Ketika ingin mengambil minuman ringan di lemari pendingin, seseorang menabraknya begitu saja. Membuat Geta hampir terjatuh. Dengan cepat memastikan bahwa minuman yang tadi baru saja mencium lantai kini baik-baik saja, bisa rugi kalau pecah dan Geta bersyukur kemasan minuman itu masih baik-baik saja. Ia mendongak untuk melihat siapa orang itu.
"Eh, gue gak sengaja!" ucap cewek itu panik. "Maaf ya, maaf banget."
Bukannya membalas, Geta terpaku ketika melihat seorang cewek di hadapannya. Cewek yang baru saja menabraknya dan meminta maaf adalah orang yang berhasil membuat hatinya sakit. Cewek itu juga yang membuat Maherjuna menatapnya dengan penuh cinta.
"Ada yang rusak?" tanya cewek itu lagi.
Sekarang yang Geta lihat, cewek itu masih mengenakan seragam IHS. Seragam yang sama persis seperti yang Ivar gunakan. Tidak salah lagi kalau cewek itu juga murid IHS. Hanya saja Geta gatal sekali ingin bertanya.
"Hello?" Cewek itu bingung karena Geta sama sekali tidak merespons. "Kalau minumannya pecah, biar gue yang bayar."
Geta menggeleng pelan. "Nggak pecah."
Dia tersenyum mengangguk. "Sekali lagi maaf ya," ucapnya sopan kemudian mengambil botol minuman di lemari pendingin. "Kalau gitu, gue pergi duluan!"
Entah kenapa, Geta menahan dirinya untuk tidak bertanya. Namun semakin ia tahan, semakin Geta akan menyesal jika tidak bertanya. Ia berjalan cepat menghampiri cewek yang tidak Geta kenal itu sebelum sampai kasir. Tapi Geta masih sempat melihat tanda pengenal di seragam cewek itu. Kiran, namanya.

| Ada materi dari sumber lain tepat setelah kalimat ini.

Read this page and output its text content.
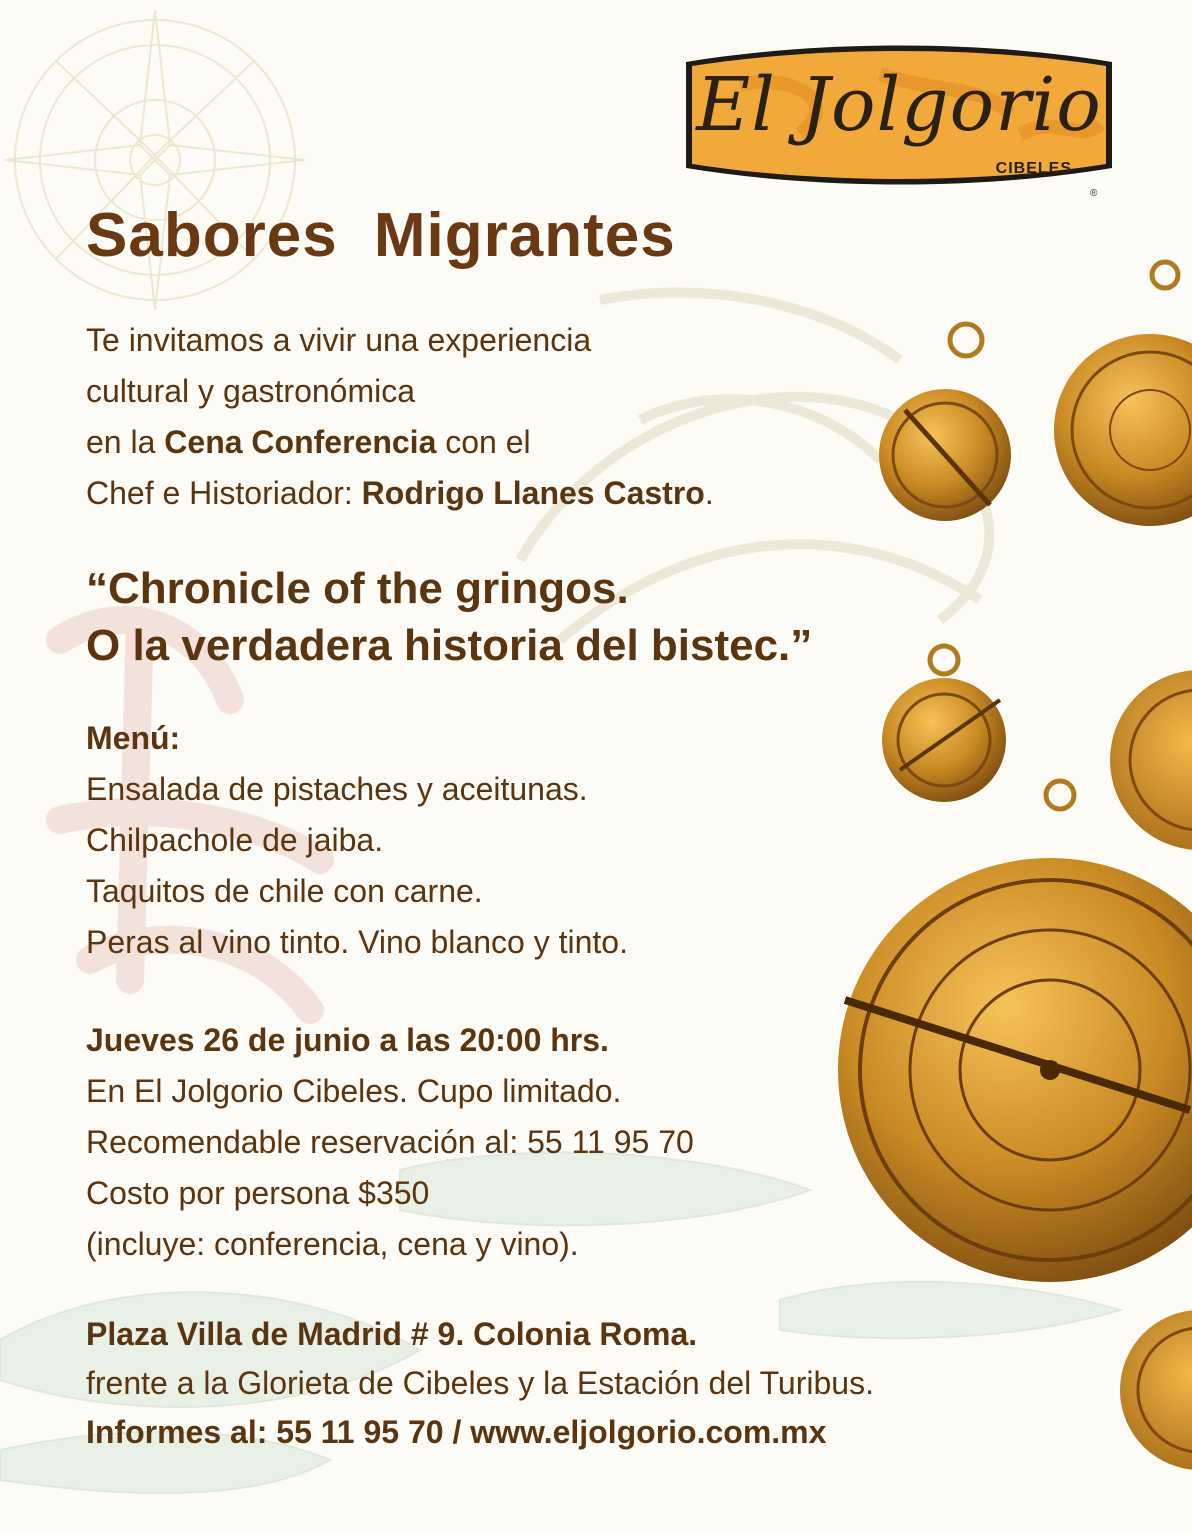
El Jolgorio
CIBELES
®
Sabores Migrantes
Te invitamos a vivir una experiencia
cultural y gastronómica
en la Cena Conferencia con el
Chef e Historiador: Rodrigo Llanes Castro.
“Chronicle of the gringos.
O la verdadera historia del bistec.”
Menú:
Ensalada de pistaches y aceitunas.
Chilpachole de jaiba.
Taquitos de chile con carne.
Peras al vino tinto. Vino blanco y tinto.
Jueves 26 de junio a las 20:00 hrs.
En El Jolgorio Cibeles. Cupo limitado.
Recomendable reservación al: 55 11 95 70
Costo por persona $350
(incluye: conferencia, cena y vino).
Plaza Villa de Madrid # 9. Colonia Roma.
frente a la Glorieta de Cibeles y la Estación del Turibus.
Informes al: 55 11 95 70 / www.eljolgorio.com.mx
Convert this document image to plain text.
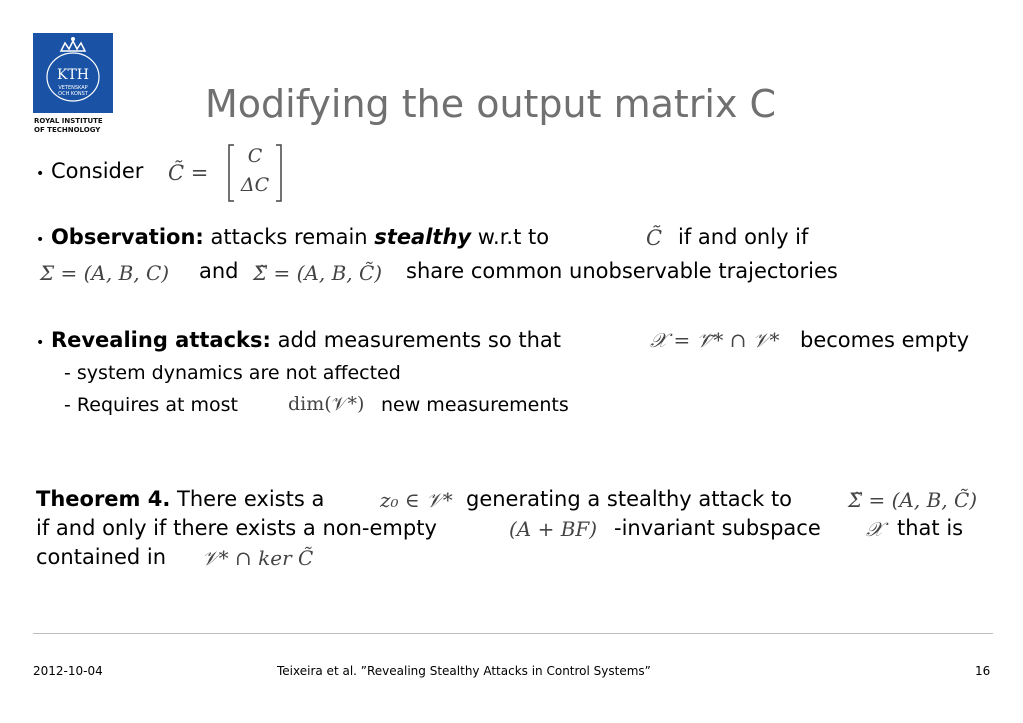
KTH
VETENSKAP
OCH KONST
ROYAL INSTITUTE
OF TECHNOLOGY
Modifying the output matrix C
• Consider C̃ =
C
ΔC
• Observation: attacks remain stealthy w.r.t to	C̃ if and only if
Σ = (A, B, C) and Σ̃ = (A, B, C̃) share common unobservable trajectories
• Revealing attacks: add measurements so that	𝒳 = 𝒱̃* ∩ 𝒱* becomes empty
- system dynamics are not affected
- Requires at most	dim(𝒱*) new measurements
Theorem 4. There exists a	z₀ ∈ 𝒱* generating a stealthy attack to	Σ̃ = (A, B, C̃)
if and only if there exists a non-empty	(A + BF) -invariant subspace 𝒳 that is
contained in 𝒱* ∩ ker C̃
2012-10-04	Teixeira et al. ”Revealing Stealthy Attacks in Control Systems”	16
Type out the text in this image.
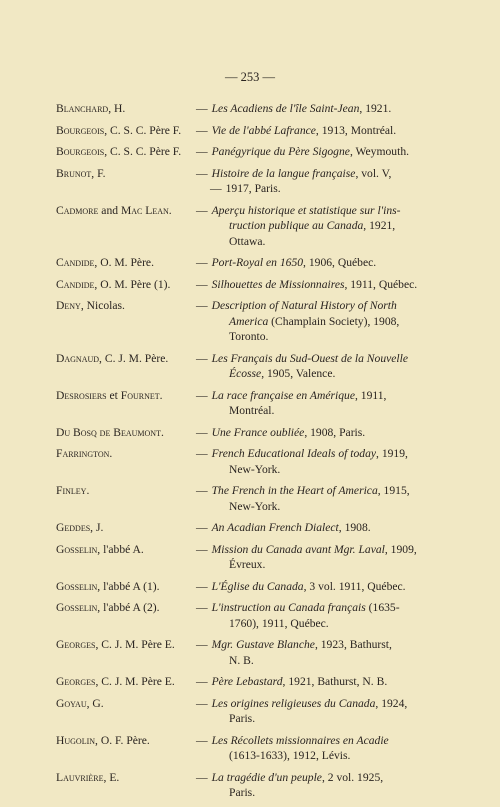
— 253 —
Blanchard, H.	— Les Acadiens de l'île Saint-Jean, 1921.
Bourgeois, C. S. C. Père F.	— Vie de l'abbé Lafrance, 1913, Montréal.
Bourgeois, C. S. C. Père F.	— Panégyrique du Père Sigogne, Weymouth.
Brunot, F.	— Histoire de la langue française, vol. V,
— 1917, Paris.
Cadmore and Mac Lean.	— Aperçu historique et statistique sur l'ins-
truction publique au Canada, 1921,
Ottawa.
Candide, O. M. Père.	— Port-Royal en 1650, 1906, Québec.
Candide, O. M. Père (1).	— Silhouettes de Missionnaires, 1911, Québec.
Deny, Nicolas.	— Description of Natural History of North
America (Champlain Society), 1908,
Toronto.
Dagnaud, C. J. M. Père.	— Les Français du Sud-Ouest de la Nouvelle
Écosse, 1905, Valence.
Desrosiers et Fournet.	— La race française en Amérique, 1911,
Montréal.
Du Bosq de Beaumont.	— Une France oubliée, 1908, Paris.
Farrington.	— French Educational Ideals of today, 1919,
New-York.
Finley.	— The French in the Heart of America, 1915,
New-York.
Geddes, J.	— An Acadian French Dialect, 1908.
Gosselin, l'abbé A.	— Mission du Canada avant Mgr. Laval, 1909,
Évreux.
Gosselin, l'abbé A (1).	— L'Église du Canada, 3 vol. 1911, Québec.
Gosselin, l'abbé A (2).	— L'instruction au Canada français (1635-
1760), 1911, Québec.
Georges, C. J. M. Père E.	— Mgr. Gustave Blanche, 1923, Bathurst,
N. B.
Georges, C. J. M. Père E.	— Père Lebastard, 1921, Bathurst, N. B.
Goyau, G.	— Les origines religieuses du Canada, 1924,
Paris.
Hugolin, O. F. Père.	— Les Récollets missionnaires en Acadie
(1613-1633), 1912, Lévis.
Lauvrière, E.	— La tragédie d'un peuple, 2 vol. 1925,
Paris.
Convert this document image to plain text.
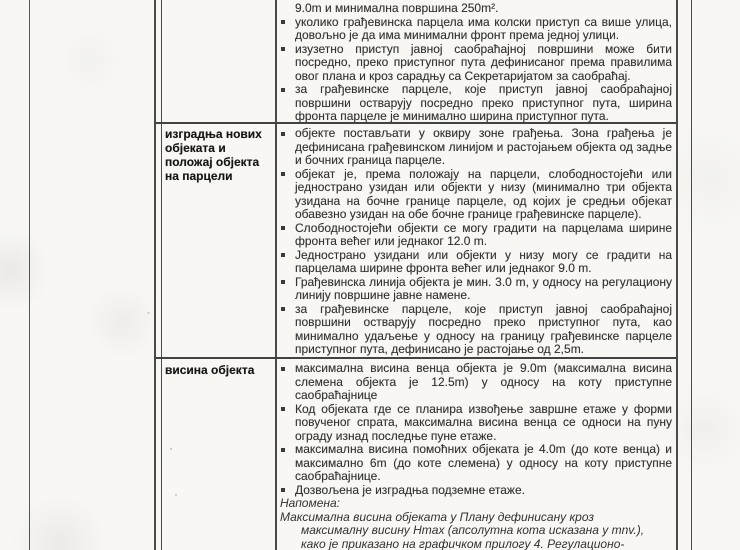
9.0m и минимална површина 250m².
уколико грађевинска парцела има колски приступ са више улица, довољно је да има минимални фронт према једној улици.
изузетно приступ јавној саобраћајној површини може бити посредно, преко приступног пута дефинисаног према правилима овог плана и кроз сарадњу са Секретаријатом за саобраћај.
за грађевинске парцеле, које приступ јавној саобраћајној површини остварују посредно преко приступног пута, ширина фронта парцеле је минимално ширина приступног пута.
изградња нових објеката и положај објекта на парцели
објекте постављати у оквиру зоне грађења. Зона грађења је дефинисана грађевинском линијом и растојањем објекта од задње и бочних граница парцеле.
објекат је, према положају на парцели, слободностојећи или једнострано узидан или објекти у низу (минимално три објекта узидана на бочне границе парцеле, од којих је средњи објекат обавезно узидан на обе бочне границе грађевинске парцеле).
Слободностојећи објекти се могу градити на парцелама ширине фронта већег или једнаког 12.0 m.
Једнострано узидани или објекти у низу могу се градити на парцелама ширине фронта већег или једнаког 9.0 m.
Грађевинска линија објекта је мин. 3.0 m, у односу на регулациону линију површине јавне намене.
за грађевинске парцеле, које приступ јавној саобраћајној површини остварују посредно преко приступног пута, као минимално удаљење у односу на границу грађевинске парцеле приступног пута, дефинисано је растојање од 2,5m.
висина објекта	максимална висина венца објекта је 9.0m (максимална висина слемена објекта је 12.5m) у односу на коту приступне саобраћајнице
Код објеката где се планира извођење завршне етаже у форми повученог спрата, максимална висина венца се односи на пуну ограду изнад последње пуне етаже.
максимална висина помоћних објеката је 4.0m (до коте венца) и максимално 6m (до коте слемена) у односу на коту приступне саобраћајнице.
Дозвољена је изградња подземне етаже.
Напомена:
Максимална висина објеката у Плану дефинисану кроз
максималну висину Hmax (апсолутна кота исказана у mnv.),
како је приказано на графичком прилогу 4. Регулационо-
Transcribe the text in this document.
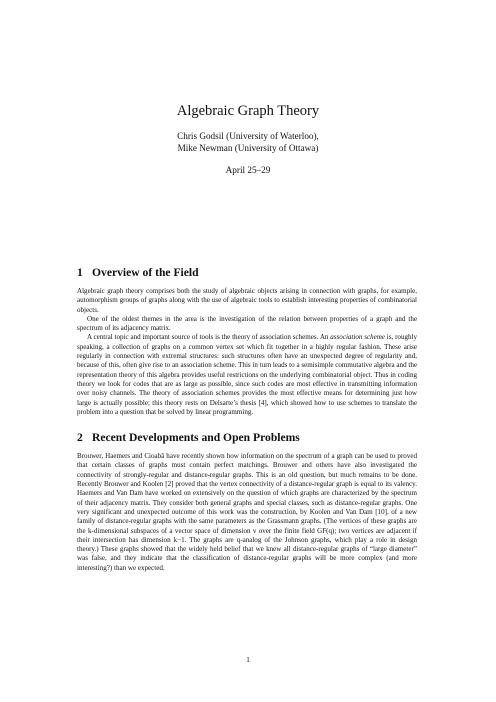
Algebraic Graph Theory
Chris Godsil (University of Waterloo),
Mike Newman (University of Ottawa)
April 25–29
1 Overview of the Field

Algebraic graph theory comprises both the study of algebraic objects arising in connection with graphs, for example, automorphism groups of graphs along with the use of algebraic tools to establish interesting properties of combinatorial objects.

One of the oldest themes in the area is the investigation of the relation between properties of a graph and the spectrum of its adjacency matrix.

A central topic and important source of tools is the theory of association schemes. An association scheme is, roughly speaking, a collection of graphs on a common vertex set which fit together in a highly regular fashion. These arise regularly in connection with extremal structures: such structures often have an unexpected degree of regularity and, because of this, often give rise to an association scheme. This in turn leads to a semisimple commutative algebra and the representation theory of this algebra provides useful restrictions on the underlying combinatorial object. Thus in coding theory we look for codes that are as large as possible, since such codes are most effective in transmitting information over noisy channels. The theory of association schemes provides the most effective means for determining just how large is actually possible; this theory rests on Delsarte’s thesis [4], which showed how to use schemes to translate the problem into a question that be solved by linear programming.

2 Recent Developments and Open Problems

Brouwer, Haemers and Cioabă have recently shown how information on the spectrum of a graph can be used to proved that certain classes of graphs must contain perfect matchings. Brouwer and others have also investigated the connectivity of strongly-regular and distance-regular graphs. This is an old question, but much remains to be done. Recently Brouwer and Koolen [2] proved that the vertex connectivity of a distance-regular graph is equal to its valency. Haemers and Van Dam have worked on extensively on the question of which graphs are characterized by the spectrum of their adjacency matrix. They consider both general graphs and special classes, such as distance-regular graphs. One very significant and unexpected outcome of this work was the construction, by Koolen and Van Dam [10], of a new family of distance-regular graphs with the same parameters as the Grassmann graphs. (The vertices of these graphs are the k-dimensional subspaces of a vector space of dimension v over the finite field GF(q); two vertices are adjacent if their intersection has dimension k−1. The graphs are q-analog of the Johnson graphs, which play a role in design theory.) These graphs showed that the widely held belief that we knew all distance-regular graphs of “large diameter” was false, and they indicate that the classification of distance-regular graphs will be more complex (and more interesting?) than we expected.

1
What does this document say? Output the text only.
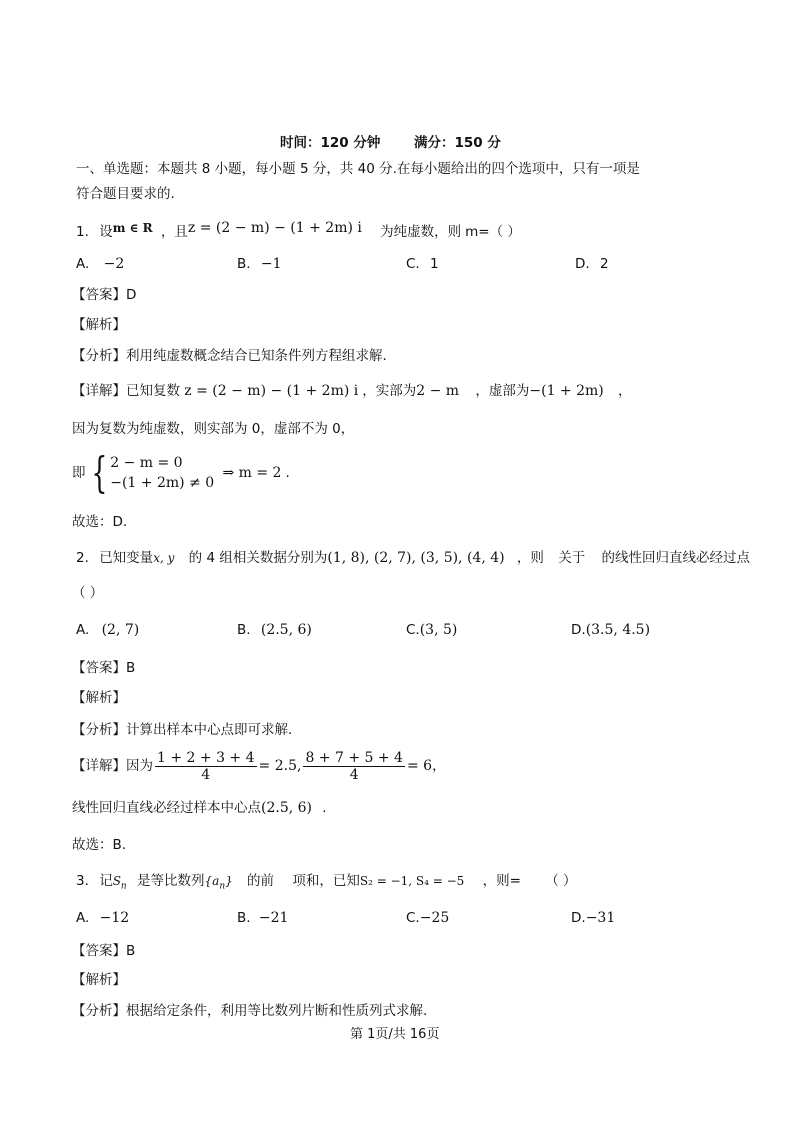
时间：120 分钟 满分：150 分
一、单选题：本题共 8 小题，每小题 5 分，共 40 分.在每小题给出的四个选项中，只有一项是
符合题目要求的.
1. 设m ∈ R ，且z = (2 − m) − (1 + 2m) i 为纯虚数，则 m=（ ）
A. −2	B. −1	C. 1	D. 2
【答案】D
【解析】
【分析】利用纯虚数概念结合已知条件列方程组求解.
【详解】已知复数 z = (2 − m) − (1 + 2m) i ，实部为2 − m ，虚部为−(1 + 2m) ，
因为复数为纯虚数，则实部为 0，虚部不为 0，
即 { 2 − m = 0
−(1 + 2m) ≠ 0
⇒ m = 2 .
故选：D.
2. 已知变量x, y 的 4 组相关数据分别为(1, 8), (2, 7), (3, 5), (4, 4) ，则 关于 的线性回归直线必经过点
（ ）
A. (2, 7)	B. (2.5, 6)	C.(3, 5)	D.(3.5, 4.5)
【答案】B
【解析】
【分析】计算出样本中心点即可求解.
【详解】因为 $\frac{1 + 2 + 3 + 4}{4} = 2.5$, $\frac{8 + 7 + 5 + 4}{4} = 6$，
线性回归直线必经过样本中心点(2.5, 6) .
故选：B.
3. 记$S_n$ 是等比数列$\{a_n\}$ 的前 项和，已知S₂ = −1, S₄ = −5 ，则= （ ）
A. −12	B. −21	C.−25	D.−31
【答案】B
【解析】
【分析】根据给定条件，利用等比数列片断和性质列式求解.
第 1页/共 16页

"Gue boleh tanya gak?" Suara Geta hampir seperti teriakan, namun ia berharap hanya cewek itu yang mendengar dan tahu kalau dirinya ingin berbicara.
Kiran berbalik, bingung karena sejak tadi Geta hanya diam dan ketika dia ingin pergi namun cewek itu malah bertanya. "Ya?"
"Mungkin lo bakal kaget sama pertanyaan gue," ucap Geta mencoba berbasa-basi. "Tapi gue perlu tanya sekarang."
"Silakan!" Kiran menaikkan kedua alisnya, tersenyum namun masih tidak mengerti.